Auf die Teil-Indikationsgruppe der anderen Antidiabetika entfielen 2018 rund 61 % des Verbrauchs; der Anteil der Insuline lag entsprechend bei 39 %. In Bezug auf die Wachstumsentwicklung gibt es seit 2014 auffällige Unterschiede zwischen den beiden Teil-Indikationsgruppen: Der Verbrauchszuwachs für die anderen Antidiabetika, die bei nicht insulinpflichtigem Diabetes eingesetzt werden, bewegte sich in diesem Zeitraum zwischen jährlich 1,5 und 2,7 %, sodass zwischen 2014 und 2018 der Verbrauch um 7,2 % auf 1,38 Mrd. DDD anstieg. Der Verbrauch von Insulinen stagnierte dagegen in diesem Zeitraum und ging 2018 sogar um 1 % zurück. Hintergrund für diese Entwicklung ist möglicherweise, dass die neueren Wirkstoffe und Wirkstoffkombinationen anstelle von Insulin bei Patienten mit Typ-2-Diabetes eingesetzt werden.

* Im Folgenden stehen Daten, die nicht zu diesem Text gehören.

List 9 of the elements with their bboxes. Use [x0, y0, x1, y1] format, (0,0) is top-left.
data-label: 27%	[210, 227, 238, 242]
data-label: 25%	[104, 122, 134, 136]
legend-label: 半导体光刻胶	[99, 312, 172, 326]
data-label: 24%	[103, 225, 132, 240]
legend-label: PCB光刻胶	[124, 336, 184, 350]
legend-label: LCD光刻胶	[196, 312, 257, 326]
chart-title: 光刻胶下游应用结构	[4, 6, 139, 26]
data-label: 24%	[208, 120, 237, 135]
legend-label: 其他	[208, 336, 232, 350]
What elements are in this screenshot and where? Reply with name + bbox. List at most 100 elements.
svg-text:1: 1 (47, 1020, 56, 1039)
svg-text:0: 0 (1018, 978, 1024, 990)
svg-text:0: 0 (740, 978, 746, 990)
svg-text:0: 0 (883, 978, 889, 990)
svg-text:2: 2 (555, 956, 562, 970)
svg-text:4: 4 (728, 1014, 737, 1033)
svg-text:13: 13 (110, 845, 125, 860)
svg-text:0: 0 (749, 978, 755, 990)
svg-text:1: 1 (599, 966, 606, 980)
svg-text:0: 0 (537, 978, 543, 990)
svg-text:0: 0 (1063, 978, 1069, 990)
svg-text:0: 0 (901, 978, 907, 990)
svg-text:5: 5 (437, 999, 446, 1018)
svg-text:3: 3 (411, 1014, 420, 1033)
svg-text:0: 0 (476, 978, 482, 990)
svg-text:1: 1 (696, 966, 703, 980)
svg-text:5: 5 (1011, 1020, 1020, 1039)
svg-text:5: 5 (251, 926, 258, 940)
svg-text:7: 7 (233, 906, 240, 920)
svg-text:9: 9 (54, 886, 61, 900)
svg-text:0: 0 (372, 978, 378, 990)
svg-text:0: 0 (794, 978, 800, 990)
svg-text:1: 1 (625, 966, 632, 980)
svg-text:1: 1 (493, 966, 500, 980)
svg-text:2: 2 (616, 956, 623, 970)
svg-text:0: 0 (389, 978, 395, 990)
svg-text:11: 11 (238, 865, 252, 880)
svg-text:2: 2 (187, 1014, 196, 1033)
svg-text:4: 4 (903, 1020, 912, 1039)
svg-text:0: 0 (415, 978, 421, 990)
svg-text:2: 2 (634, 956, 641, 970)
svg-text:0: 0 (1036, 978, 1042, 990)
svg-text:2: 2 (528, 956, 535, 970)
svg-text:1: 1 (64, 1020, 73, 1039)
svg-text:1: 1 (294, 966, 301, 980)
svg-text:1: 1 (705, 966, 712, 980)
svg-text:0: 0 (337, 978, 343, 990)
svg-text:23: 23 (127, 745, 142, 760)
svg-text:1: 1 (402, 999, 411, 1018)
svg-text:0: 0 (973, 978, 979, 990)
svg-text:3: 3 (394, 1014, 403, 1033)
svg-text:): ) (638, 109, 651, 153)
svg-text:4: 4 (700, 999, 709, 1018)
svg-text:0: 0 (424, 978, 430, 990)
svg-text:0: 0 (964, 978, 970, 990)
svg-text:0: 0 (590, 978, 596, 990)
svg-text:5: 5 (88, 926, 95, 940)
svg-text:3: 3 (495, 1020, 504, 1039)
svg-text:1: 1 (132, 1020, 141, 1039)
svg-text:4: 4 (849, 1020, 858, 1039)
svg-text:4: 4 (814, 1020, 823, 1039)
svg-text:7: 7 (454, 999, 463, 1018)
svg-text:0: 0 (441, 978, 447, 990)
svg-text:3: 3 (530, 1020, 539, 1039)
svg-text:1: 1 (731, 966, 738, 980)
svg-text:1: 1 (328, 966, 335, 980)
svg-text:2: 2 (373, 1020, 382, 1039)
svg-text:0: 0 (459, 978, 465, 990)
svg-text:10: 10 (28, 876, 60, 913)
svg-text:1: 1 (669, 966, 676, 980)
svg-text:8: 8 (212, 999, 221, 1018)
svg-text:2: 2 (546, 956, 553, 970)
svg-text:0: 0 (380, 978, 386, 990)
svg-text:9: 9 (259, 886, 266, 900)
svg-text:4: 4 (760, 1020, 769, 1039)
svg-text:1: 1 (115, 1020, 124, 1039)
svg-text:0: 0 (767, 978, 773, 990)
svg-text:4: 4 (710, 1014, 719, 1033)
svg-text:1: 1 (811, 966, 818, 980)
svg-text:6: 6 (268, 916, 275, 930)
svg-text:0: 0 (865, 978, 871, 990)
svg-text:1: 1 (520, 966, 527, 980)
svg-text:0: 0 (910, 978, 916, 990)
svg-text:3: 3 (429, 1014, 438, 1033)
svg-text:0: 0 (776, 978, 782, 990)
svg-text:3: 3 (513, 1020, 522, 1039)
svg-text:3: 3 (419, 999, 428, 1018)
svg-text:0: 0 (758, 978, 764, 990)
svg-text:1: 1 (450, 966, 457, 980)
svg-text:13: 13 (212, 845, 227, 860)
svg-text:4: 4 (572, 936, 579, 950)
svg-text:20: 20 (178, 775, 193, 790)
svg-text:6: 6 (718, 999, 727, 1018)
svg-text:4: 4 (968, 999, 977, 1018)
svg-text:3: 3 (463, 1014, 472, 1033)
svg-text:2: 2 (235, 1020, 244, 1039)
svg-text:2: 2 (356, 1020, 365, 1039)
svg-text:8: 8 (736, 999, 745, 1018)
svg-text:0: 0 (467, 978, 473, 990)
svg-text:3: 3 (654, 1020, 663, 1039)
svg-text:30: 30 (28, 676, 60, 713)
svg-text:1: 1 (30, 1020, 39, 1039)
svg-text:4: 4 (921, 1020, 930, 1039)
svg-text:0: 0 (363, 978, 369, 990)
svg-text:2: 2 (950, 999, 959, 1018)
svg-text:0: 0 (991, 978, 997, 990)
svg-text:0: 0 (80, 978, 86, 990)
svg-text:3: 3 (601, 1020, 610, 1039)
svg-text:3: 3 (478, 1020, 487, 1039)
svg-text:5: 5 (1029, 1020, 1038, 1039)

In der Teil-Indikationsgruppe der Insuline erhöhte sich der Anteil der lang wirkenden Insuline auf Kosten der intermediär wirkenden und Mischinsuline und lag 2018 bei fast 32 % des Verbrauchs; knapp 53 % entfielen auf die schnell wirkenden Insuline. Der Anteil von Humaninsulinen ist im Zeitraum zwischen 2007 und 2017 von 67 auf 27 % der Insuline zurückgegangen. Umgekehrt erhöhte sich der Anteil von Insulinanaloga von 33 auf 73 %. Diese Entwicklung verlief bisher sehr stetig: Jährlich ging der Anteil von Humaninsulin um 3 bis 4 Prozentpunkte zurück. Bei den anderen Antidiabetika geht seit Jahren der Anteil der Sulfonylharnstoffe zurück und erreichte 2017 nur noch 12,5 %. Dafür werden mehr von den neueren Antidiabetika verordnet, insbesondere DPP-4- und SGLT2-Inhibitoren. Der Verbrauch von Metformin, das als Standard bei der medikamentösen Therapie des Typ-2-Diabetes gilt, ist in Form von Monozubereitungen konstant leicht rückläufig – hier war in den letzten fünf Jahren ein Rückgang des Verbrauchsanteils von 46 auf 44 % zu beobachten. Dies wurde jedoch durch den zunehmenden Verbrauch von Metformin-haltigen Fixkombinationen ausgeglichen. Der Verbrauchsanteil Metformin-haltiger Antidiabetika (inkl. Metformin als Monopräparat) lag zwischen 2014 und 2018 bei knapp 61 %.